Military action to influence oil-producing nations ineffective, expert says
- 26 Mar 2008Oil prices also increased dramatically when the United States intervened to tip the balance in the 1973 Arab-Israeli War. Oil prices remained even higher while the United States helped Iraq prolong the Iran-Iraq War.
“It is fortunate that oil has long since stopped being strategically important to the NATO alliance, since U.S. intervention in Middle East conflicts has evidently had the opposite of any desired effect on oil prices.”
According to Singer, higher prices do not themselves cause overall problems in the global economy.
“As increases in exporters’ petrodollar earnings recycled through the global economy, the global sum of the local purchasing power of gross domestic products continued to grow at an annual average rate of 3 percent during the high oil prices years of 1973 to 1986.”
By 2003, the U.S. ratio of use of oil to GDP was half of what it was in the 1970s, and the GDPs of the United States and other major oil importers “have continued to grow despite a recurrence of high oil prices.”
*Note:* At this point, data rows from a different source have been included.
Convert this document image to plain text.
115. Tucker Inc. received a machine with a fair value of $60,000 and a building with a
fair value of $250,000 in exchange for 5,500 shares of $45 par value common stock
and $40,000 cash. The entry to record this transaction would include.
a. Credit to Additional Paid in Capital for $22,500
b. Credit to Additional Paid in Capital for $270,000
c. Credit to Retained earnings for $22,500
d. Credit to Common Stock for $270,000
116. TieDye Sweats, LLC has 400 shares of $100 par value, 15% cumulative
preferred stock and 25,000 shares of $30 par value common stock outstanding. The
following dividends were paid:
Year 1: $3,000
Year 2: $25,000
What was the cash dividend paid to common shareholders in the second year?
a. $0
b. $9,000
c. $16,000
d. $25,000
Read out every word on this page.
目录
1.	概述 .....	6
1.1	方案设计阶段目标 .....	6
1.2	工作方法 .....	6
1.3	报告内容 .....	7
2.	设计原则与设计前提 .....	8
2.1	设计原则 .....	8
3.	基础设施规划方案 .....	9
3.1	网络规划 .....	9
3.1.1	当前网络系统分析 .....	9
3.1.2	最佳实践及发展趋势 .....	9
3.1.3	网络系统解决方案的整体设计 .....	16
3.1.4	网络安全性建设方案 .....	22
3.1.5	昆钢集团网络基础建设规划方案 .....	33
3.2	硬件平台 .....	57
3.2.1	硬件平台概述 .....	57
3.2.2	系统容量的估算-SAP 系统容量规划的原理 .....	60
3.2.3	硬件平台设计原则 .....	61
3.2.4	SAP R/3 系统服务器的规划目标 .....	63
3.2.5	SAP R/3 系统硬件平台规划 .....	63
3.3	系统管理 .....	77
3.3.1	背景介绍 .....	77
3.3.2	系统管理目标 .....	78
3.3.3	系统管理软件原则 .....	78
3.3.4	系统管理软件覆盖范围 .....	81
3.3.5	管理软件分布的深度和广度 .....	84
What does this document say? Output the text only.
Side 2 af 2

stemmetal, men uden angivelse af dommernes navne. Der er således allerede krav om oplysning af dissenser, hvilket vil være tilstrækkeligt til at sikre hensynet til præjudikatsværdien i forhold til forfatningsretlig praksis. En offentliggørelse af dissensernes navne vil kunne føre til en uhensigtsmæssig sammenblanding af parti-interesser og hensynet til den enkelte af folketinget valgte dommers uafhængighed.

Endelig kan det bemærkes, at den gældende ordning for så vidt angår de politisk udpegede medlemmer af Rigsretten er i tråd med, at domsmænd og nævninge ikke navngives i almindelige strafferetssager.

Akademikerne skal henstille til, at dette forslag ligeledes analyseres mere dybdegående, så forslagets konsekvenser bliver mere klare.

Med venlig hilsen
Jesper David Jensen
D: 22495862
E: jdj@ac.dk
Singer said that U.S. energy currently relies on a combination of subsidies and tax breaks, regulatory mandates, and petroleum end-product taxes aimed at reducing the fraction of oil that comes from imports.
“This policy has three fundamental flaws,” Singer said. “One: It is piecemeal, thus leaky. Two: Its most economically effective components are politically unpalatable. Three and most importantly: It ducks the need for effective international cooperation in dealing with OPEC (Organization of Petroleum Exporting Countries).”
Meanwhile, he said, U.S. subsidies and tax breaks for alternatives to oil imports increase energy use.
“This applies to a variety of measures, like exempting ethanol from motor fuel taxes and domestic oil depletion allowances,” he said.
“Regulatory mandates like corporate average fuel economy standards for automobiles and light trucks and minimum ethanol content in gasoline reduce oil use only in part of the economy.
“The net effect is to encourage the use of more petroleum for economic sectors that escape regulation, such as heavy trucking, aviation, heating and petrochemical feedstock. Taxing the petroleum industry end products like gasoline has a similar effect.”
Moreover, Singer said, subsidies for alternatives to imported oil have only proven politically feasible when oil prices are high, eventually becoming unsustainable when oil prices temporarily decrease.
“Conversely, tax breaks for domestic oil production have been popular when oil prices are low, but come under political attack as contributing to producers’ ‘windfall profits’ when oil prices increase.”